Watershed by Laura Donnelly
Cider Press Review, 2014; 69 pp
Reviewed by Michael Levan
“The thing that wants to be born / is turned sideways and stiffening.” So opens “Foal,” from Laura Donnelly’s 2013 CPR Editors Prize-winning Watershed. This poem and all the others in the collection are not hoping the world will welcome them; no, they are actively pursuing their place because they know how much they have to offer us. Immediately, we’re on notice to expect a new order, challenged to see and experience everything again with fresh eyes and hearts.
Many of Donnelly’s poems focus on speakers’ responses to art and music, from Kasimir Malevich and Winslow Homer to Schumann and Glenn Gould. She translates the beauty of other art forms into language, an impressive task given its difficulty and a sentiment that’s captured in the Donald Justice-penned epigraph at the start of “The Piano”: “I can hear the music better where I sit than at the keyboard.” Lucky for us, Donnelly is able to hear wherever she is. Watershed’s early poems are carefully paced, their rhythms and sounds unquestionably precise and musical. Take, for instance, the second section of “The Dove House”:
Aged fifteen, they claimed, a shilling a day
for her straight back, straight chin. Maggie on break
from mending the nets. Not more
than thirteen, but already those steel-pinned eyes
gone to market, steel voice hawking herring.

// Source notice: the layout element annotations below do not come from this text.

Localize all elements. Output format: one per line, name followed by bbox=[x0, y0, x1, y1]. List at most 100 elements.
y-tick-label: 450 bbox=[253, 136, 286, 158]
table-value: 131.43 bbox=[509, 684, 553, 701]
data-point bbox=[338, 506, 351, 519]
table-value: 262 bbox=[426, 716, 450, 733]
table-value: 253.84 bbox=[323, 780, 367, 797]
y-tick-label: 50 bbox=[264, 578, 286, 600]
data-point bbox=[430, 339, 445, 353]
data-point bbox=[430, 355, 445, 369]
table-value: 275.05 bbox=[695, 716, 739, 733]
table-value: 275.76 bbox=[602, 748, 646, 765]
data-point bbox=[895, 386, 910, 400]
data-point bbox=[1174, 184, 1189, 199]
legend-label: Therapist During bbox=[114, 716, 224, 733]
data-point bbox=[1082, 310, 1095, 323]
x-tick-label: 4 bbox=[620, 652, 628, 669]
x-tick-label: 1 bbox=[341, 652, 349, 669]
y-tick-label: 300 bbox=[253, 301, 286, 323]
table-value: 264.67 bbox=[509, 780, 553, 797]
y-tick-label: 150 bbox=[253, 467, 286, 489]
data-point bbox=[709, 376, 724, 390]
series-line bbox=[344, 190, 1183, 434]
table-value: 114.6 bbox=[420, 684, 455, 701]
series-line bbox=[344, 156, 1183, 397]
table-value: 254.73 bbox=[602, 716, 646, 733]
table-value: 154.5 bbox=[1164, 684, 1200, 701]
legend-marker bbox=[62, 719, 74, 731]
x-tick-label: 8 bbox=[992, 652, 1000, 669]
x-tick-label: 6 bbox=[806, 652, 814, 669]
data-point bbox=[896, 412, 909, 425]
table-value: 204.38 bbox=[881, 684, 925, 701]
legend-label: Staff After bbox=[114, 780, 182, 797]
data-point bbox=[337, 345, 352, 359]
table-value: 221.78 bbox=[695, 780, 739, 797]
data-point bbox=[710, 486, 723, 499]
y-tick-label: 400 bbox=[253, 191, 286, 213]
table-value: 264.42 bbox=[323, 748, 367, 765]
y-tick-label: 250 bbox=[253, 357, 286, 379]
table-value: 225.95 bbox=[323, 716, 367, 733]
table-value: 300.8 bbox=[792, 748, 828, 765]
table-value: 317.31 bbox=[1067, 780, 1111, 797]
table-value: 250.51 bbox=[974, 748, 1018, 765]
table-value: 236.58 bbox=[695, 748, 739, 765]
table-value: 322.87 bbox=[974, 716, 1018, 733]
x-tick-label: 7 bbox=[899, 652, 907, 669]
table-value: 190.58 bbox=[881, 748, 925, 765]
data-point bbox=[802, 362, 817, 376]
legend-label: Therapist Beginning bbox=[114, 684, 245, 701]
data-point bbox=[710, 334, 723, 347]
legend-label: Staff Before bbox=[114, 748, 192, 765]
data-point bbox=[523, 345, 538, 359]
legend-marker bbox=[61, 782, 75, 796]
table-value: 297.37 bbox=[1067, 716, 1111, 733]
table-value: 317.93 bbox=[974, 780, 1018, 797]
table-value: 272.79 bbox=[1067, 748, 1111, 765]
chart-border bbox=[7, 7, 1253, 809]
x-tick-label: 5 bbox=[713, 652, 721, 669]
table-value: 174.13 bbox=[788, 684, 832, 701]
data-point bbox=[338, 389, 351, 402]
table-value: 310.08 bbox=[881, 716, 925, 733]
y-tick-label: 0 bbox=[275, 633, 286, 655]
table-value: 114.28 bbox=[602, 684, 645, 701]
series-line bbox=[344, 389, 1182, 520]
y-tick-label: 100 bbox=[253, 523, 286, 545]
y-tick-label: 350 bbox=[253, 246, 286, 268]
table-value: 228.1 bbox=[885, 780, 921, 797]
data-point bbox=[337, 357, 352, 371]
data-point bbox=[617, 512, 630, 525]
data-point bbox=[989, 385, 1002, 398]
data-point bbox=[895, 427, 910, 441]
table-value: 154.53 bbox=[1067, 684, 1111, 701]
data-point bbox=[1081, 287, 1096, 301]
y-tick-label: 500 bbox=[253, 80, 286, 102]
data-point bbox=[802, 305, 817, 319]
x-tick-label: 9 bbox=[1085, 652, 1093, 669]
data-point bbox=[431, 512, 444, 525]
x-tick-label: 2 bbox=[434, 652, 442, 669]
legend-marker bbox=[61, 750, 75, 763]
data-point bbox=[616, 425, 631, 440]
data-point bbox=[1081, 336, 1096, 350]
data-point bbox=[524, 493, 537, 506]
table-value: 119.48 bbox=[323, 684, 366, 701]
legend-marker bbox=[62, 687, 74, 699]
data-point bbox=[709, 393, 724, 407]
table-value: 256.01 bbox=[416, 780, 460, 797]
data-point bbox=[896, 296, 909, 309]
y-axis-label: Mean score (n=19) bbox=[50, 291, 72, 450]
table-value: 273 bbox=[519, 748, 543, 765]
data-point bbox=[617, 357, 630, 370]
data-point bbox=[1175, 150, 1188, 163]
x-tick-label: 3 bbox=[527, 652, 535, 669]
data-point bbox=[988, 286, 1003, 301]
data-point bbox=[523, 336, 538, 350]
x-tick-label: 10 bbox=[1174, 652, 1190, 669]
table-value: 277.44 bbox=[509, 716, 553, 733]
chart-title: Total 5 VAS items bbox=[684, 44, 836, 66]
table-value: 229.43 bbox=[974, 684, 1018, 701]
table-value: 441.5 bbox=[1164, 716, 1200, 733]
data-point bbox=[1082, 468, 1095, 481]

Bright sun against slate, barrel shimmered
with scales. She wears the woven basket
like a third hip tilted wide.
Donnelly can also let her poems run when they need to. “Once, in the door of,” “Knife-grinder: Principle of Flickering (1913),” and the prose poem “You walk into a room” are prime examples of counterpoints to the more meticulously measured poems in the collection, variation that allows us to appreciate just how diverse Donnelly’s skills are.
Reading Watershed, we often get caught up in how impeccably she sees, telling ourselves, Of course that’s how it is. And more frustratingly, we ask, Why didn’t I think of that? Laura Donnelly’s debut is something to be jealous of, yes, but even more, it is something to be grateful for.